If left unguarded, your own identity can be used to manipulate you. Human beings have an incredible need to be consistent with themselves. Gandhi said, “Happiness is when what you think, what you say, and what you do are in harmony.” Once a person violates this consistency, she becomes torn inwardly and begins to repair the rift by realigning her thoughts, words, and actions, or by lying to herself and others.
Understand: you will do almost anything to maintain this consistency.
A person’s internal consistency is manifested as his identity, or how he sees himself in the world. For example, when a person that doesn’t smoke is offered a cigarette, he will say, “No thanks, I’m not a smoker.” He will identify himself as a nonsmoker rather than saying, “No thanks, I don’t smoke.” Our identities are made up of things like our occupations, hobbies, political stances, religious beliefs, music tastes and eating preferences. Are you a liberal, paleo, Dead Head, corporate vice president, bhuddist skier, or a conservative, Christian, vegetarian, stoner, freelance artist Crossfitter?

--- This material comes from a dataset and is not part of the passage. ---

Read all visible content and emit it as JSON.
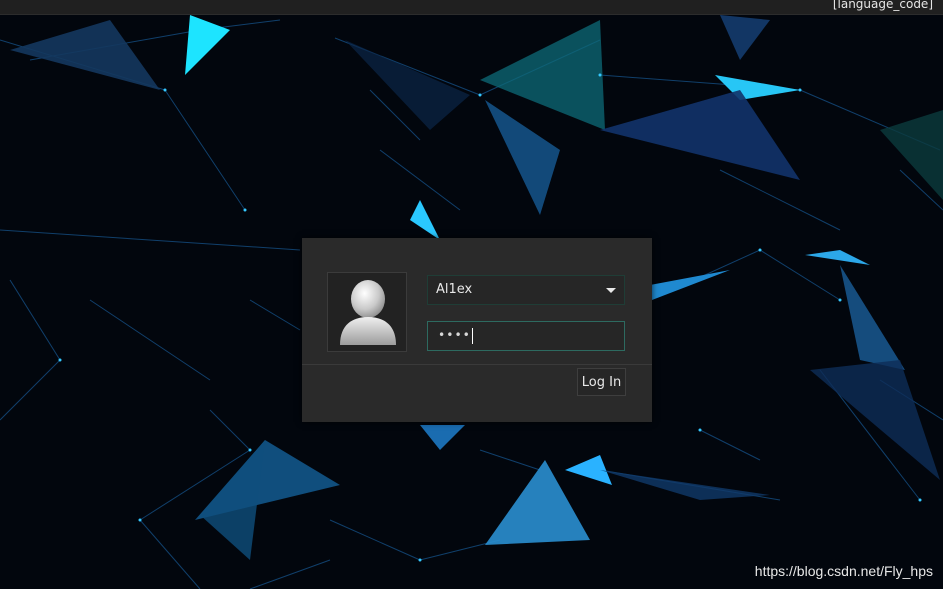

The most powerful means of persuading someone in favor of a product, person, or cause, is to get him to identify with it. Once you identify with something, you’ve bought into it. This is why branding is such a big part of business and entrepreneurship development. A product’s brand provides an identity that it’s consumers can identify with. Look no further than your favorite sports team to understand the fervor, and idiocy, that can be induced by identifying yourself with a particular brand.
5. Give And Take
The next time you are at a grocery store and free food samples are being handed out, stick around for a few minutes and watch how people handle being given something for free. One of two things happens after a shopper takes a sample:
A) The shopper buys the product.
B) The shopper talks to the clerk.
Each shopper feels the need to either give the clerk money (by buying the item) or time (by engaging in a conversation) in return for the free sample. Very rarely will an adult shopper take the free sample, say nothing to the clerk, and leave.
It’s hard giving people money. Try tipping someone for an unusual reason, or try giving an acquaintance a few dollars for no reason at all. Most of the time, the other party will not accept money, even after you offer it a second or third time. In fact, you may have to put the money on a countertop or table next to him and leave in order for him to take it. This person knows that by accepting your offer he will be bound by the law of give and take.
Acceptance is the gateway to submission. If you watch others closely during these kinds of “free gift” interactions, you will see their body language betray the pull that they are feeling on the inside. At first, they will step back, put their hands in front of them, frown and shake their heads, as if they are fighting against some unseen force. Then, once they take the item, they will lean forward, relax their shoulders, and life their brows in acceptance.
All of the above techniques can be used to influence motivation positively. You can use exclusivity and rivalry to encourage others and yourself to perform better. Likewise you can utilize the rule of give and take in business and entrepreneurship to make both your life and your customers’ lives better. The key is being open about your intentions. Otherwise, you’re being manipulative.